The victors, pt. 2: Clinton and Obama
After the 24 Super Tuesday primaries and caucuses, I don't think either Hillary Clinton or Barack Obama are inevitable winners for the Democratic nomination, but it is Clinton's to lose--provided she doesn't run out of money.
What is saving Clinton so far, I think, is her strong support from women and Hispanics, but also a general unease among some Democrats--shell-shocked after eight years of George W. Bush--about venturing beyond the known world. To them, Obama embodies more risk than they are willing to take in their desperate quest to restore the pre-Bush country they remember. If they sail off the edge of the world with Capt. Obama, will they land in heaven or hell? They don't want to find out. Clinton represents that pre-Bush America to them. She is a known quantity, good on most issues, and they don't much care what Bill did or didn't do.

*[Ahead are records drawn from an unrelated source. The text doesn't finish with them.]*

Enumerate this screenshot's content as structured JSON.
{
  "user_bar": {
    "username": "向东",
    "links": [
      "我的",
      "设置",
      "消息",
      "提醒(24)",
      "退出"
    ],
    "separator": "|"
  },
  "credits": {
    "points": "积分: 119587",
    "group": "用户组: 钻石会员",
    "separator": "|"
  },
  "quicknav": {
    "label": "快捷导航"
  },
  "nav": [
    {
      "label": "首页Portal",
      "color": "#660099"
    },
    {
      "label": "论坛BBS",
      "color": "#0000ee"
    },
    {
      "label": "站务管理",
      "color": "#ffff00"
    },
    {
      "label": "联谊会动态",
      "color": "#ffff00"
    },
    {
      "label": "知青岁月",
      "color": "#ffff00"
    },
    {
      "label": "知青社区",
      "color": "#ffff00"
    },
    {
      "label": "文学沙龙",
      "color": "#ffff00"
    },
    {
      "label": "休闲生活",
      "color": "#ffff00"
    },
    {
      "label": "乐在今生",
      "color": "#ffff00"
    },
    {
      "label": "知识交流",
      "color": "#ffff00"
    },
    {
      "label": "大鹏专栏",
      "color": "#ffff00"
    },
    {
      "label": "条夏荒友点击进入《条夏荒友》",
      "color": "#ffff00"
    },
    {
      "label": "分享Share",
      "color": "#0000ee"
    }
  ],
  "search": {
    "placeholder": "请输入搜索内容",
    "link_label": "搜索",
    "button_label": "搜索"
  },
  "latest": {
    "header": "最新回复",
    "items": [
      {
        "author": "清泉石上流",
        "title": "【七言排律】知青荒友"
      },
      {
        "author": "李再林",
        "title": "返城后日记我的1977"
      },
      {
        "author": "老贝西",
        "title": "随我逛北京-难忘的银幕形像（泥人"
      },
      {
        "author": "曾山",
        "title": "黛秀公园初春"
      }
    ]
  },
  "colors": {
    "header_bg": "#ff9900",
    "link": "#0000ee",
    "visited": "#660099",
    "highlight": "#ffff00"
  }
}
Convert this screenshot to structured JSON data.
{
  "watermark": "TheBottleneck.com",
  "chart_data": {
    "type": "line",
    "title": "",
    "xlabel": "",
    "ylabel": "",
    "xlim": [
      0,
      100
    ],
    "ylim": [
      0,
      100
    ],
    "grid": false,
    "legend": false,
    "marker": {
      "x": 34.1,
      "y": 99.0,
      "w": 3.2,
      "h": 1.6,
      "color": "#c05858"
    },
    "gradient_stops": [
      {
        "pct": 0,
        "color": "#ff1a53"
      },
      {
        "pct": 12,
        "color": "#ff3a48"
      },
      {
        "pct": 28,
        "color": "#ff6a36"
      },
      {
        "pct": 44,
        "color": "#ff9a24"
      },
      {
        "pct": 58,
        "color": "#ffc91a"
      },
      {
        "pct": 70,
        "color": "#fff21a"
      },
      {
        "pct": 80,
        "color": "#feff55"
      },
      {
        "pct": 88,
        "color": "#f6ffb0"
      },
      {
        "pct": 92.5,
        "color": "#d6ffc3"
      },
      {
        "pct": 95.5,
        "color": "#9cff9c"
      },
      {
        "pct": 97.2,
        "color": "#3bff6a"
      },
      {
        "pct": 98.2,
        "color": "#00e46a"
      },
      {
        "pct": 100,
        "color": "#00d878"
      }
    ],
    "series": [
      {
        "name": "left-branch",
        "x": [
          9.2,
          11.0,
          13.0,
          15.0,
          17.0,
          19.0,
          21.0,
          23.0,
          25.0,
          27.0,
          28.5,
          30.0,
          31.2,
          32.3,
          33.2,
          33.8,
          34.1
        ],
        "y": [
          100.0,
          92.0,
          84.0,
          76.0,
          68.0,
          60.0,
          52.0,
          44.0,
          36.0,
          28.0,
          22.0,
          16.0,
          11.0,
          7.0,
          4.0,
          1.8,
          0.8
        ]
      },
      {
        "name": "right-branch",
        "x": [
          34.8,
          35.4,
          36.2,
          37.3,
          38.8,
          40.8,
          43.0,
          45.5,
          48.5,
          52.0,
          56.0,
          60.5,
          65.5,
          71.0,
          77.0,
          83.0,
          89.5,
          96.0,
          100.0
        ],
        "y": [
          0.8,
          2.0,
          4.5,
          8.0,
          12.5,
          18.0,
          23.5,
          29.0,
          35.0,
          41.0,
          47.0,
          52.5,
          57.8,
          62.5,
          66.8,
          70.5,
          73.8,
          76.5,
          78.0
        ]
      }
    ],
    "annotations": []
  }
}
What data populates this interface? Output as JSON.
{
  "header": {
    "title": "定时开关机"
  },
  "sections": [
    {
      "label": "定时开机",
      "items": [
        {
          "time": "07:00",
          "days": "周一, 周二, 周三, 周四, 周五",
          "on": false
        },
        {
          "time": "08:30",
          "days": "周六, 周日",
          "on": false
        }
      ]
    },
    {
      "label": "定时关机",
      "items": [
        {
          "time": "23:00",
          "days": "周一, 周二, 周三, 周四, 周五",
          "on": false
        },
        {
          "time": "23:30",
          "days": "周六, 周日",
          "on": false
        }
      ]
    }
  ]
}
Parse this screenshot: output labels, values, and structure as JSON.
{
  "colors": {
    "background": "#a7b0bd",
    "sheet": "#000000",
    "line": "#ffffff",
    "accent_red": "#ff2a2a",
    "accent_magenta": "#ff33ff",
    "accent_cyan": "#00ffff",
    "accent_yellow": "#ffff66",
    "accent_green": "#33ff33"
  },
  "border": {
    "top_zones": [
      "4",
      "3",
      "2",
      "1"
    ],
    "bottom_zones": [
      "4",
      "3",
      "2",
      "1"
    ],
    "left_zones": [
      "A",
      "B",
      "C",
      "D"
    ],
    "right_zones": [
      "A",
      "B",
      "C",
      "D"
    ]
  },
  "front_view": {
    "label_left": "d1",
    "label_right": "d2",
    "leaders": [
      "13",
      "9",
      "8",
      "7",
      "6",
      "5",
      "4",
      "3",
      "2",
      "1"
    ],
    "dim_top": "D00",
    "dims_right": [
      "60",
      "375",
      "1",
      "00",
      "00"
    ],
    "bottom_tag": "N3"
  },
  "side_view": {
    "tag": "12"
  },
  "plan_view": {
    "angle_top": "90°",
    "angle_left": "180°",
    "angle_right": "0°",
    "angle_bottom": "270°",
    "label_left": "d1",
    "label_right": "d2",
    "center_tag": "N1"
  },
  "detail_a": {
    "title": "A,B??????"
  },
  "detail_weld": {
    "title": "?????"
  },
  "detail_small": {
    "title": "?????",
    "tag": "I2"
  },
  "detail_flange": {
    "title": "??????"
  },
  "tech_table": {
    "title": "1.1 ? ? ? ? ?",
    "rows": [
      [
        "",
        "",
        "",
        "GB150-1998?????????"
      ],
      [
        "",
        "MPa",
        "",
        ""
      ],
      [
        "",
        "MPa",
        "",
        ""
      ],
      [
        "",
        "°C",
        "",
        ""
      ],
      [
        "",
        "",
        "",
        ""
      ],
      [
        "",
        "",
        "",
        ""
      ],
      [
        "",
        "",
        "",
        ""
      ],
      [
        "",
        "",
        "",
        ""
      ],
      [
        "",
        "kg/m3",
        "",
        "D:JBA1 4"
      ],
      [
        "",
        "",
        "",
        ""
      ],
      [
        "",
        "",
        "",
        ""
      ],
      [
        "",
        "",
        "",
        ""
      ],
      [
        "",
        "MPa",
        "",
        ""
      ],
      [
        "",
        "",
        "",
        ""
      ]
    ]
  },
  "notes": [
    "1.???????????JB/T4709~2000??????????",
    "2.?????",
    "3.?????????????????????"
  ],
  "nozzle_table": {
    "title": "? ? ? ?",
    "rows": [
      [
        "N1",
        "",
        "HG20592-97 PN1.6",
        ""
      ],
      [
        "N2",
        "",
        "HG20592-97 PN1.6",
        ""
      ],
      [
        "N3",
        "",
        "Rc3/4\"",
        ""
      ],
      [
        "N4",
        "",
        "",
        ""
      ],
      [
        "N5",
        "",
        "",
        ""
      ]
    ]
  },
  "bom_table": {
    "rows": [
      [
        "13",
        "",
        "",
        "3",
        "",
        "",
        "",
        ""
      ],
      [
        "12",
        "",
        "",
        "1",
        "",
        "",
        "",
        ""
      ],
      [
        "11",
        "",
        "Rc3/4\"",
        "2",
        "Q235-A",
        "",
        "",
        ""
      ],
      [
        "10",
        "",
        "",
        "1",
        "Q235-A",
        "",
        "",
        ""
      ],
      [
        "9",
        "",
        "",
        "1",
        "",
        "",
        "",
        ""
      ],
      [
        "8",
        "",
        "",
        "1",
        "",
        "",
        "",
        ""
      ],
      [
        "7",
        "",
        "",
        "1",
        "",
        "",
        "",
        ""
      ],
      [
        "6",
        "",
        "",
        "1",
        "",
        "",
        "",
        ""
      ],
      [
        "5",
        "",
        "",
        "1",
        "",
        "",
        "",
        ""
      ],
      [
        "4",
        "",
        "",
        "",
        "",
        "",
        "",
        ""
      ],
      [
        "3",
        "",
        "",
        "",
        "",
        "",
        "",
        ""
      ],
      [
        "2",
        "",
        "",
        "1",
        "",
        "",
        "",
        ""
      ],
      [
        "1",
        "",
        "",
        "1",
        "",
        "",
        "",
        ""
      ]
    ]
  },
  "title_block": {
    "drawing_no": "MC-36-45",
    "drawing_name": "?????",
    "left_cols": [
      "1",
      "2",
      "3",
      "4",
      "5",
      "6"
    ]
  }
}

That, I think, is why the rapturous crowds attending Obama's appearances in the days leading up to Super Tuesday didn't necessarily translate into votes. That and the fact that more of his support is among young people, who don't always make the effort to vote that their elders do. I had earlier posted a story from C/Net about how Clinton had surprisingly trounced Obama in Silicon Valley, but one of my readers provided me with actual voting results from the California Secretary of State to show that Obama did in fact carry the valley by a comfortable margin.
Obama mania could still carry the Illinois senator to the nomination--he isn't that far behind Clinton in the delegate count--but he has to do a better job of convincing the Democratic wounded that he has what it takes to succeed at governing, not just making inspiring speeches. I was a John Edwards supporter (Dennis Kucinich was my really secret love), but I'm almost to the point of making that leap of faith and going with Obama.